A 55-year-old female nonsmoker presented with a chief complaint of 6 weeks of progressive severe exertional dyspnea. She denied chest pain, cough, sputum production, hemoptysis, rash, arthralgias, fever, night sweats, and chills. Two weeks before presentation, the patient noted fatigue and weakness, with occasional diarrhea but no melena or hematochezia. Twenty years previously, she had been treated for tuberculosis with a 6-month 4-drug regimen.

The patient's physical examination findings were unremarkable. Her heart rate and respiration rate were normal at rest. Pulse oximetry showed an oxygen saturation of 88% on room air, and arterial blood gas analysis revealed a PaO2 of 58 mm Hg. Her oxygen saturation rose to 95% on 2 L of oxygen via nasal cannulae.

Chest radiographic and ECG findings were normal. The results of a ventilation-perfusion scan were interpreted as very low probability for pulmonary embolism, and spirometry demonstrated a mild obstructive defect. A high-resolution CT pulmonary angiogram showed minimal left apical scarring consistent with well-healed tuberculosis.
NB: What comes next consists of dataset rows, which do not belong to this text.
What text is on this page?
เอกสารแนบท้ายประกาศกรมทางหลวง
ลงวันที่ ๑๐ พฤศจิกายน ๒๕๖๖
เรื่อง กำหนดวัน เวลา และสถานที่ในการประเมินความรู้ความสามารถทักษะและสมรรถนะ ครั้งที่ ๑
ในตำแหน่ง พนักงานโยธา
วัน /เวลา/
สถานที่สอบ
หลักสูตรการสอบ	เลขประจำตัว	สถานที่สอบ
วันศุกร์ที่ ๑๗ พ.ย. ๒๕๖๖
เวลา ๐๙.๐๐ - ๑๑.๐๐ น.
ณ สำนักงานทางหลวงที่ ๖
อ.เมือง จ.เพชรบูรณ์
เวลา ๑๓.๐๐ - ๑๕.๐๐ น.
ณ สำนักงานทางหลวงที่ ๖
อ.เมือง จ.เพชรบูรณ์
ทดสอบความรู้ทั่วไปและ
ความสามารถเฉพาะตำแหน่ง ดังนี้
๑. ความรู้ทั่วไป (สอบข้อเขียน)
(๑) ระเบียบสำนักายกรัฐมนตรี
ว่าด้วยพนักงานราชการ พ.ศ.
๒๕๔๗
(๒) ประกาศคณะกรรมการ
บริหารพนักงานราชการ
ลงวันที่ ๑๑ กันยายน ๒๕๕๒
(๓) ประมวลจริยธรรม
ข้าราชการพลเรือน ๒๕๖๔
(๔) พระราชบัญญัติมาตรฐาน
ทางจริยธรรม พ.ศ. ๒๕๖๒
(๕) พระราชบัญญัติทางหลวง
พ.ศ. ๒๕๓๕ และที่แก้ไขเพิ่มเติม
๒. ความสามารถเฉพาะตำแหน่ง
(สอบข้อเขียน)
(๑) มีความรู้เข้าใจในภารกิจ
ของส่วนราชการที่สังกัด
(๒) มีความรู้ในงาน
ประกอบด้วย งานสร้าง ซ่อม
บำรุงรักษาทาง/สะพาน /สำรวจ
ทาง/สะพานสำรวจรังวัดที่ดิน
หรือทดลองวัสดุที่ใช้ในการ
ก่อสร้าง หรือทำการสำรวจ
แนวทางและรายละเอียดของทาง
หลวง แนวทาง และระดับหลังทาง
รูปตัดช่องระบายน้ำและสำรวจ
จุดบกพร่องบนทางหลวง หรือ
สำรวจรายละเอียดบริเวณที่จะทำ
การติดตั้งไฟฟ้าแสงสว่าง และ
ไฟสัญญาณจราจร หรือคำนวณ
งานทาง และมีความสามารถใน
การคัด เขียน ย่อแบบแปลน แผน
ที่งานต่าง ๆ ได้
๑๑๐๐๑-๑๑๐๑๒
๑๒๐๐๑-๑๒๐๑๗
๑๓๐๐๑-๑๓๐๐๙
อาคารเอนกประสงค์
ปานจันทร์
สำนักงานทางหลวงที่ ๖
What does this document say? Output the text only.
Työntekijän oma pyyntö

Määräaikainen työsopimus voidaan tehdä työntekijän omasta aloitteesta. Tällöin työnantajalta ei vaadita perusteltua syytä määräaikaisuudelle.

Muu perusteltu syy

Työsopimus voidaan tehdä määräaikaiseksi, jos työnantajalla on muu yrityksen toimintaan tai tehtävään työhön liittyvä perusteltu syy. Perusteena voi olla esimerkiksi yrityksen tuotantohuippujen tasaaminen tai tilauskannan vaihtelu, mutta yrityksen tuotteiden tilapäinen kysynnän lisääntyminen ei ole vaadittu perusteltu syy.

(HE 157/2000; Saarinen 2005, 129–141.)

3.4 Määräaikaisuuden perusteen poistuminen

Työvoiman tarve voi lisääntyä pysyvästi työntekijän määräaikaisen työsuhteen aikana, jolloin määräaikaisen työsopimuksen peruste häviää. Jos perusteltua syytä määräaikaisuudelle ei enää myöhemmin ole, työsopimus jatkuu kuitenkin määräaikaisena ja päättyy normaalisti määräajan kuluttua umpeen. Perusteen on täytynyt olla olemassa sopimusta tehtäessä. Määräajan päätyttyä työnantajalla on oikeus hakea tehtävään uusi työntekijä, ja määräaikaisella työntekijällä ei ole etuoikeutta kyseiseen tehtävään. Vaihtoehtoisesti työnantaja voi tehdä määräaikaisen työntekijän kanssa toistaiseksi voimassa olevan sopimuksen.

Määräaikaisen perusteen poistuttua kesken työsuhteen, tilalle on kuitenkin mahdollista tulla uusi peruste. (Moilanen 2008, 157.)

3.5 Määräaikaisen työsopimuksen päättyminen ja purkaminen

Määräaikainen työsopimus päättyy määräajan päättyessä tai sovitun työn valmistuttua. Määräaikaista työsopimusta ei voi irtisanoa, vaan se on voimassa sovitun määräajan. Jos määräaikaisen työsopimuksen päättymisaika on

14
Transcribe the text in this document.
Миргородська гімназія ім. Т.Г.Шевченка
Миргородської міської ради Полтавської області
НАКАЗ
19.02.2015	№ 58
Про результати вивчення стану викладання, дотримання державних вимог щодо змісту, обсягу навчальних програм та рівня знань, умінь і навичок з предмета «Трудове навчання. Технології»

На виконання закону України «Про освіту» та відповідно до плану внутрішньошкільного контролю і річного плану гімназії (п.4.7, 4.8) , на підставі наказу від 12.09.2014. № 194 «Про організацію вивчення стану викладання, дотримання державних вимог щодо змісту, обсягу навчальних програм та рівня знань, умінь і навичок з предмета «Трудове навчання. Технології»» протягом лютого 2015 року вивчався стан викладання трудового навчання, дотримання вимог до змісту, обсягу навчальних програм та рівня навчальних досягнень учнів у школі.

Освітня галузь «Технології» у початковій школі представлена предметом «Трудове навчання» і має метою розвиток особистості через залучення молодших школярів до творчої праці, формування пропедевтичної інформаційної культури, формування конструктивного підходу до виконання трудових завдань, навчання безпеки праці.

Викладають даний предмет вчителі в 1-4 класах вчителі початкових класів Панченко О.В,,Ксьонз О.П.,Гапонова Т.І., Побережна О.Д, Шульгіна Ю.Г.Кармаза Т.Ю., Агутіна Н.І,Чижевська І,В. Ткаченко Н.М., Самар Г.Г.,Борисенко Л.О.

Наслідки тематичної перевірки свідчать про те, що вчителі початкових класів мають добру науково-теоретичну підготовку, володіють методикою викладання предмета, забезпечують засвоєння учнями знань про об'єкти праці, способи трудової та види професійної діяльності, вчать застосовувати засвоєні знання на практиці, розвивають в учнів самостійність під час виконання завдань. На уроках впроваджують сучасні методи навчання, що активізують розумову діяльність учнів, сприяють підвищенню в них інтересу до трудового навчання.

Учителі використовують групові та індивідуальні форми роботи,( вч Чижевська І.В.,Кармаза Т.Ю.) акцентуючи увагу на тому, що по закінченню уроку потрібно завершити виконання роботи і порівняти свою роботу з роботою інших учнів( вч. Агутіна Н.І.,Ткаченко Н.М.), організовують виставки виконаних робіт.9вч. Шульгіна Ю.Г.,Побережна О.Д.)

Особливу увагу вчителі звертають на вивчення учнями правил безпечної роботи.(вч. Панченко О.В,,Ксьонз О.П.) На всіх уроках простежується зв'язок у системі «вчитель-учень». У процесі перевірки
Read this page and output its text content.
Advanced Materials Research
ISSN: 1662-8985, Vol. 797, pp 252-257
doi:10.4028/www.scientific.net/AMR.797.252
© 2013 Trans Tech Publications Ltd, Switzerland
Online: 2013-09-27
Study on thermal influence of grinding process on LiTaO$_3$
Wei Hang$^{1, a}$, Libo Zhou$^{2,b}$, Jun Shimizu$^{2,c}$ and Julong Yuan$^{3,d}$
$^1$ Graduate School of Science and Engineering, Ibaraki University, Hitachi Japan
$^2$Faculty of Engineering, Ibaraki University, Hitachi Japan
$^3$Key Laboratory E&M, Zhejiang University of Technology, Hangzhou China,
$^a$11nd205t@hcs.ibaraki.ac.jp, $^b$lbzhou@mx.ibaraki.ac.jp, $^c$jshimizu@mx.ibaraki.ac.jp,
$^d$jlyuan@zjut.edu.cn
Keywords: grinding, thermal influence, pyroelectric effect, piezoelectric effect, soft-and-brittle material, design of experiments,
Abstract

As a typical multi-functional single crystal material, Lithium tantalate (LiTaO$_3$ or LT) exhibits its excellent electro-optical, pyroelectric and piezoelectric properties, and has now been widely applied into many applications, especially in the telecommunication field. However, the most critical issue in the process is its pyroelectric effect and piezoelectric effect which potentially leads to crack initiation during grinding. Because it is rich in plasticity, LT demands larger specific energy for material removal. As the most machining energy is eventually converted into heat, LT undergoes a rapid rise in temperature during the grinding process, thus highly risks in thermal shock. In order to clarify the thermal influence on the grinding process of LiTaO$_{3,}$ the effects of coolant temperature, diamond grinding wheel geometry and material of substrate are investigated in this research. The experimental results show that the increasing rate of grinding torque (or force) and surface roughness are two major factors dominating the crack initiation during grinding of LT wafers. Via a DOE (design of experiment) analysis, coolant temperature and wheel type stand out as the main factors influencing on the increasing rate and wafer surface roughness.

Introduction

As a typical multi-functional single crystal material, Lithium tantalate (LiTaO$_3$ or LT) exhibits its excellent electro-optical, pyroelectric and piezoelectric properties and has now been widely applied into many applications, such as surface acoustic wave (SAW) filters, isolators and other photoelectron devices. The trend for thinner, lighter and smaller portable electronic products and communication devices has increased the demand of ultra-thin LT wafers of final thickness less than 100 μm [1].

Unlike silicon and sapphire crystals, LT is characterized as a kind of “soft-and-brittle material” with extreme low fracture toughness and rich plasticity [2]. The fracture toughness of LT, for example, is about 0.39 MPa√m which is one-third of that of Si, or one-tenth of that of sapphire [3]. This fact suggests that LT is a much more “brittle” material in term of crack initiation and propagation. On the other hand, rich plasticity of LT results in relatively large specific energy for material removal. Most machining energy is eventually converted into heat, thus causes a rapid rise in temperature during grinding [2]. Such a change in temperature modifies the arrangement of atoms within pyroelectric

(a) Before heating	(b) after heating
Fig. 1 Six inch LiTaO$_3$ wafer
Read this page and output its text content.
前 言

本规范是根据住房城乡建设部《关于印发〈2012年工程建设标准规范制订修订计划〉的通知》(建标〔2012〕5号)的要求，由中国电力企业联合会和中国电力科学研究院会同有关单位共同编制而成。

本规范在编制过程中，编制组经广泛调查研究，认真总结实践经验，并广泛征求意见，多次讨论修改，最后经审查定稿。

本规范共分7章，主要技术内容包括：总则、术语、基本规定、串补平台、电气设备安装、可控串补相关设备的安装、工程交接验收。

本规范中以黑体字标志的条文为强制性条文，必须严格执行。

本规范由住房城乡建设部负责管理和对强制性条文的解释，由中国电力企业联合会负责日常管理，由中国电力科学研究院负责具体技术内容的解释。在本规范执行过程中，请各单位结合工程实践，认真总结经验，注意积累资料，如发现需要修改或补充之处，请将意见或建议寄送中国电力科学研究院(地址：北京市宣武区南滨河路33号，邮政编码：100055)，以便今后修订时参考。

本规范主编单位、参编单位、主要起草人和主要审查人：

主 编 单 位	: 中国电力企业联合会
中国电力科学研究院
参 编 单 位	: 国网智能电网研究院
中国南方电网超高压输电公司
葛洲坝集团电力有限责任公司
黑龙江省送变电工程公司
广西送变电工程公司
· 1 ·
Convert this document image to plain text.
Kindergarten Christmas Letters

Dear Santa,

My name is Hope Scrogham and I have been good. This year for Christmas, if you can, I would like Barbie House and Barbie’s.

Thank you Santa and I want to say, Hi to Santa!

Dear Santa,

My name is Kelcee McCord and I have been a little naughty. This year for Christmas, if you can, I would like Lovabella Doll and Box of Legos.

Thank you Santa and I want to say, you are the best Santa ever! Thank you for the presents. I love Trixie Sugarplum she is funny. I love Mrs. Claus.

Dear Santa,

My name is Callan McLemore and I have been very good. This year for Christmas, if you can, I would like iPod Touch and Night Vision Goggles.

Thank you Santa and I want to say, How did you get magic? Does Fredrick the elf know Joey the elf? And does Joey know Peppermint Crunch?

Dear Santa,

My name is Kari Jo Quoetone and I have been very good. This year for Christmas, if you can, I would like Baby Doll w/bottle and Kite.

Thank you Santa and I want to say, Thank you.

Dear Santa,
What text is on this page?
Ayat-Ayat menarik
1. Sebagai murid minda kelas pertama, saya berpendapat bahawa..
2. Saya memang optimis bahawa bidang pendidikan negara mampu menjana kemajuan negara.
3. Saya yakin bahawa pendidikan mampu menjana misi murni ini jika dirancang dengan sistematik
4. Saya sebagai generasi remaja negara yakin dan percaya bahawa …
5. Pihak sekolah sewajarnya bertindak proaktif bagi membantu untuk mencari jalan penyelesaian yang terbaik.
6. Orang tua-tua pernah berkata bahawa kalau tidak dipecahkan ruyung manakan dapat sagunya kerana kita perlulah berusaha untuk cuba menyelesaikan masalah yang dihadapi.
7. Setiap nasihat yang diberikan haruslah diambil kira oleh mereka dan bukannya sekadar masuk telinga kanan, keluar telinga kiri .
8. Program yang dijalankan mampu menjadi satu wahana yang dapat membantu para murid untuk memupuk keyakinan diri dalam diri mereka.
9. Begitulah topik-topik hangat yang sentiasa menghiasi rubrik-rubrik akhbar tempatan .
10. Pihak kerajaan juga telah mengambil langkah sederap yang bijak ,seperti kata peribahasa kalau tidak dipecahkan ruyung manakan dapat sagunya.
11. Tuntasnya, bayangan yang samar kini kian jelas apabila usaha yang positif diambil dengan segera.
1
The results of routine laboratory tests, including liver function tests, were normal, except for a lactate dehydrogenase (LDH) level of 1409 U/L (normal, 185 to 290 U/L). Over the course of a few days, generalized edema developed. The patient's aspartate aminotransferase level increased to 115 U/L (normal, 10 to 47 U/L), and her albumin level decreased to 2.6 g/dL (normal, 3.6 to 4.8 g/dL). The results of a hepatitis profile and urinalysis were normal. An echocardiogram demonstrated normal ventricular function and chamber sizes with a patent foramen ovale, although a significant right-to-left shunt was not demonstrated.